On a low rise in the scrubland at Grange Beg in County Galway, there is an enclosure that has, to all practical purposes, vanished from the ground entirely, and yet has not vanished at all. The nineteenth-century Ordnance Survey six-inch maps record it clearly as a rectangular enclosure, roughly fifty metres along its north-east to south-west axis and thirty metres across, a size consistent with a farmstead enclosure or small settlement boundary of the early medieval period. When archaeologists visited the site in June 1983, they found no visible surface trace remaining. The earthworks, whatever form they once took, had been absorbed back into the landscape.
What makes the site quietly compelling is that it re-emerges when viewed from above.

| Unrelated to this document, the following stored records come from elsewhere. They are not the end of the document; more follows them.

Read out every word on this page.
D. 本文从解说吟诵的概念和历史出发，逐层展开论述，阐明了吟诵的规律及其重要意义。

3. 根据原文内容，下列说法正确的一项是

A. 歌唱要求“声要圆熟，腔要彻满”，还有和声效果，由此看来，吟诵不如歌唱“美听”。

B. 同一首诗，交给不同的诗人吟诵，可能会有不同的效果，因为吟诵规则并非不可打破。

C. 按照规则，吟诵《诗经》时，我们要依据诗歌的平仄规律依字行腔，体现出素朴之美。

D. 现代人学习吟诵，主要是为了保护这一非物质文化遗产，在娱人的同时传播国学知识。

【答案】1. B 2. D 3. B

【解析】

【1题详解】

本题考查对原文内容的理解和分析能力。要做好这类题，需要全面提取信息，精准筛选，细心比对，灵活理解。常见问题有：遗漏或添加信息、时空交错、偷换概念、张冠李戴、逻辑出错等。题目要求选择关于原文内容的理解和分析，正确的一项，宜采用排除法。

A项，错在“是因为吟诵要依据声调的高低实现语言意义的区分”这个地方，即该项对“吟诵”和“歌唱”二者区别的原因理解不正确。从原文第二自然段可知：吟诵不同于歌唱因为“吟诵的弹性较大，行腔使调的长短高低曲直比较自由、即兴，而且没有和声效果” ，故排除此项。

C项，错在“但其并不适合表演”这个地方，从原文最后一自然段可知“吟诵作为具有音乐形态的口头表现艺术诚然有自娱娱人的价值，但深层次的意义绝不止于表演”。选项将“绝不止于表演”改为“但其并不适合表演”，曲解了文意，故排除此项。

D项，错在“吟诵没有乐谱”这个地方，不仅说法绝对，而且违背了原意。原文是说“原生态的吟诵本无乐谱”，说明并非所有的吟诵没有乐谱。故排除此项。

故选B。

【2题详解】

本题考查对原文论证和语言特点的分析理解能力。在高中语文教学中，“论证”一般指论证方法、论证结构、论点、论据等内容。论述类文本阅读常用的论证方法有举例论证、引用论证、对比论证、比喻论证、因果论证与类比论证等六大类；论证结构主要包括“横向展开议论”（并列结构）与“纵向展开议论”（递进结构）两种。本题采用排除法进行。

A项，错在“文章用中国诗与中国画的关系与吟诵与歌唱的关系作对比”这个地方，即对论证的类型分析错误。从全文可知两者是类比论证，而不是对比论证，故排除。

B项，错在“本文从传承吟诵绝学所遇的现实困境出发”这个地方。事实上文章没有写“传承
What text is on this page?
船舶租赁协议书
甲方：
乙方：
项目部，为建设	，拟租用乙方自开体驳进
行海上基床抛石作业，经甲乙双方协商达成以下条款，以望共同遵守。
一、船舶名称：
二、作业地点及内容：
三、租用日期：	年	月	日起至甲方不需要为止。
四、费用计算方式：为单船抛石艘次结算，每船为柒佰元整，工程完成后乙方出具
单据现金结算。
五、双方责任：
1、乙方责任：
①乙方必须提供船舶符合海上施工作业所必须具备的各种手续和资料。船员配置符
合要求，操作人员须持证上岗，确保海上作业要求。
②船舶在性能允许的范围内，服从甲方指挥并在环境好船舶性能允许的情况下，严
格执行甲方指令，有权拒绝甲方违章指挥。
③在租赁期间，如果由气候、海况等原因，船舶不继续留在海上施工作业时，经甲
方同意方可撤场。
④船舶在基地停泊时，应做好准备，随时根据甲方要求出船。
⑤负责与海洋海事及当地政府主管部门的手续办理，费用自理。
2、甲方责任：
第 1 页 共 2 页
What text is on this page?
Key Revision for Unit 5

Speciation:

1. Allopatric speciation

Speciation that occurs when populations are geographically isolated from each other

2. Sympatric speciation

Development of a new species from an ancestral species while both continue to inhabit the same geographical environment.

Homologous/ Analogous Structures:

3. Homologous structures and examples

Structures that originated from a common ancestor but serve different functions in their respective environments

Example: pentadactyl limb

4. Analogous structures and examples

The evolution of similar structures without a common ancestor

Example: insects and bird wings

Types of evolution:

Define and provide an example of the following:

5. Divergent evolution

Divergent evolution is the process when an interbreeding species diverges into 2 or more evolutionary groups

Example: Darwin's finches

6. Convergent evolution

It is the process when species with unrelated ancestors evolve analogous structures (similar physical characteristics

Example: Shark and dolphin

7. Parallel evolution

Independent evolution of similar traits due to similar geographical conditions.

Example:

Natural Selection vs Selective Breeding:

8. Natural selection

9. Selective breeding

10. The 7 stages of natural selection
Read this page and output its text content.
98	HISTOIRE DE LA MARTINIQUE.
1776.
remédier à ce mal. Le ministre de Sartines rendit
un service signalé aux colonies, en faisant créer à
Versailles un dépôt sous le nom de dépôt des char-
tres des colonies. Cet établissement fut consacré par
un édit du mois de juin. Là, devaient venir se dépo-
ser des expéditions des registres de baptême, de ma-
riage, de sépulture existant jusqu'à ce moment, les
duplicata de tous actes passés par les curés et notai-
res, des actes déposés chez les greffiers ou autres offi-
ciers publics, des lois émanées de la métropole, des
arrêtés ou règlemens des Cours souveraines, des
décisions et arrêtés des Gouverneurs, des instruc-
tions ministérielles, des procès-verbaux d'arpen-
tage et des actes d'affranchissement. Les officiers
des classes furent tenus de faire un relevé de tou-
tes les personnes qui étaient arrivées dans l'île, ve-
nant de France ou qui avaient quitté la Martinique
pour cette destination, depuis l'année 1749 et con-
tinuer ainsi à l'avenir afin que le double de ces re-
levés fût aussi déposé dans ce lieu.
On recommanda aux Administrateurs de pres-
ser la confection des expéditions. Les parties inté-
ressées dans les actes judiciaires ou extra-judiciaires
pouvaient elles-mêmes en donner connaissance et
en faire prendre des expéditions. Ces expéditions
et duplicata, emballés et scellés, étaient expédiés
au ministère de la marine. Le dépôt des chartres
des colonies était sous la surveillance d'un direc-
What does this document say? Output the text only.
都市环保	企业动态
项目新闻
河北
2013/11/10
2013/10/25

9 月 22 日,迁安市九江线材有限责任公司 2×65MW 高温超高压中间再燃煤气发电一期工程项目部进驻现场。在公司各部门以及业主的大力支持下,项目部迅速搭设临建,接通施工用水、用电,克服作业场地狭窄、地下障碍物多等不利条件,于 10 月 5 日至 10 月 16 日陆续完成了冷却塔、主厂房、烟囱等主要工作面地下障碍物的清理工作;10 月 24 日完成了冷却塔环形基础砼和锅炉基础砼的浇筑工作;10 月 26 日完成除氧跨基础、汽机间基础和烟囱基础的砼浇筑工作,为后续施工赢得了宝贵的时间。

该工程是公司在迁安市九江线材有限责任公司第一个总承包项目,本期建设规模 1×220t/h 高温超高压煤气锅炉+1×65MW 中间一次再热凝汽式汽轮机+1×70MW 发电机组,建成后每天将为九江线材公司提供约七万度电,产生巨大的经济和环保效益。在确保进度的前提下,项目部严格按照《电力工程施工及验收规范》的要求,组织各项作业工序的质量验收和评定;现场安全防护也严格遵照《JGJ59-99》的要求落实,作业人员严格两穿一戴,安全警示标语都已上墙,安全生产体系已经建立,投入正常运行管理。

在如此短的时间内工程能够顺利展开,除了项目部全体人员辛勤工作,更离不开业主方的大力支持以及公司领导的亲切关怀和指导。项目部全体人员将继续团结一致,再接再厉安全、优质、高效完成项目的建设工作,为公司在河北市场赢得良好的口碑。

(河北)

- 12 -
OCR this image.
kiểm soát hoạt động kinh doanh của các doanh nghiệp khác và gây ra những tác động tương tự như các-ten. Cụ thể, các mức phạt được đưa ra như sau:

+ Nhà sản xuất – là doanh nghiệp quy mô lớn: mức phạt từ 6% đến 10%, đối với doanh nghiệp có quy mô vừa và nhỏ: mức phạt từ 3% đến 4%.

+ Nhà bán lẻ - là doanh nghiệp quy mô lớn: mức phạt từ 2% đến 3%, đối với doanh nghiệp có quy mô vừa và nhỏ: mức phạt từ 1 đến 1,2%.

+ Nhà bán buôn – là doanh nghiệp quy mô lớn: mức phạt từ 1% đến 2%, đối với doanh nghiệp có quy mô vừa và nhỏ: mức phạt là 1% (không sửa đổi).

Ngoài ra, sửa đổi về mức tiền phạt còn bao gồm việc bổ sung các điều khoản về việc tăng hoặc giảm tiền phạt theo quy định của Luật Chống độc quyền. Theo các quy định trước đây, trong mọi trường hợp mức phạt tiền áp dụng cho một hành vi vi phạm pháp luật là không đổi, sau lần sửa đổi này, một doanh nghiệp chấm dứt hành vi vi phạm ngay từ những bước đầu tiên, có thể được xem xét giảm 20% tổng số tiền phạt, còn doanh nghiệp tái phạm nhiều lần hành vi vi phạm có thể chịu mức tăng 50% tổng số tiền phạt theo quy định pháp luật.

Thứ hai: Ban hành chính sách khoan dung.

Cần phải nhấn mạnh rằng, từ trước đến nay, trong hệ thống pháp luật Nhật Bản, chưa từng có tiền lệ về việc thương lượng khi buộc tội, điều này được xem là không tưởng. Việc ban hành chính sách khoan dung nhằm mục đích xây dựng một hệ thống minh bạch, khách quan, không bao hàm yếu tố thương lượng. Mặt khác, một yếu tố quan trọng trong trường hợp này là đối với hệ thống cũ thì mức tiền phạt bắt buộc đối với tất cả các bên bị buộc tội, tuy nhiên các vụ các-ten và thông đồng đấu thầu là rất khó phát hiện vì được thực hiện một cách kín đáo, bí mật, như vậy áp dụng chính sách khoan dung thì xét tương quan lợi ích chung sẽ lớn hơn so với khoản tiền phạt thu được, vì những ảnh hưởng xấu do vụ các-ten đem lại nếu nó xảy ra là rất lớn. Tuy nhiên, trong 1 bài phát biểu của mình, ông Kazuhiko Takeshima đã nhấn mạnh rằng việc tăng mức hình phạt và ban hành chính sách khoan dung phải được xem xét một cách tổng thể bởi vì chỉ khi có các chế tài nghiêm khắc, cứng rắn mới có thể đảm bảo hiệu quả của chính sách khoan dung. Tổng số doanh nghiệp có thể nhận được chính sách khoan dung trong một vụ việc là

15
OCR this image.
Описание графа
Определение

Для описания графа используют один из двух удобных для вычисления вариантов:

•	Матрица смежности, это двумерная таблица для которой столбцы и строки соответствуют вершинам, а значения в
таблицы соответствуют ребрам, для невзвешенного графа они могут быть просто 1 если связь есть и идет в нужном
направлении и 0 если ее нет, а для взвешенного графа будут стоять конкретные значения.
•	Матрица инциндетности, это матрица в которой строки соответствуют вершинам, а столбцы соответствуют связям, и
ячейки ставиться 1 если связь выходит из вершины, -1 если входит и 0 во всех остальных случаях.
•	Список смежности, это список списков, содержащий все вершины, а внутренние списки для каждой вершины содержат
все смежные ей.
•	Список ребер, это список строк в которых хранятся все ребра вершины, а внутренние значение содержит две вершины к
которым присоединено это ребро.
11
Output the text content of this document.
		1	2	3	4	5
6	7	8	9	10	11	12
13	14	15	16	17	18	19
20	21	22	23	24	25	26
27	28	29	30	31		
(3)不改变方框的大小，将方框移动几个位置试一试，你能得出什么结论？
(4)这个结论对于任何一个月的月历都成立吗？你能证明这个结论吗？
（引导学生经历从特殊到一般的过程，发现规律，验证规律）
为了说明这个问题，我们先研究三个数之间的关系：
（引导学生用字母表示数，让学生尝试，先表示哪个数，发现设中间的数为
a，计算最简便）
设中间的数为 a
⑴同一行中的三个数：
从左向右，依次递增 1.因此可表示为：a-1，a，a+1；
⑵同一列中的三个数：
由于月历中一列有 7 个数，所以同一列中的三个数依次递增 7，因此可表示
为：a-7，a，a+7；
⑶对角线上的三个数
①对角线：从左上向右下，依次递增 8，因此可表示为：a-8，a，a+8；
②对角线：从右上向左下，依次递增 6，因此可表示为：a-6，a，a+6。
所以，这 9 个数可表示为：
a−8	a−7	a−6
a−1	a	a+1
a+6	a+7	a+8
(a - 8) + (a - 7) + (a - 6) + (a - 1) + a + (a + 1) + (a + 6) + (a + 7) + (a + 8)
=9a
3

Aerial photography, specifically imagery from the Ordnance Survey Ireland digitalglobe dataset, reveals the outline of the enclosure still legible in the ground, preserved as a cropmark or soil variation invisible to anyone standing within it. This is not unusual in Irish archaeology; enclosures of this kind, particularly those that were never built in stone, frequently leave traces that only become readable at altitude or in particular lighting conditions, when differences in soil moisture or vegetation density betray the line of a long-eroded bank or filled-in ditch. The rectangular form here is itself a point of interest, since rectangular enclosures are somewhat less common in the Irish record than their circular counterparts, and their shape can sometimes suggest a later or more functionally specific origin.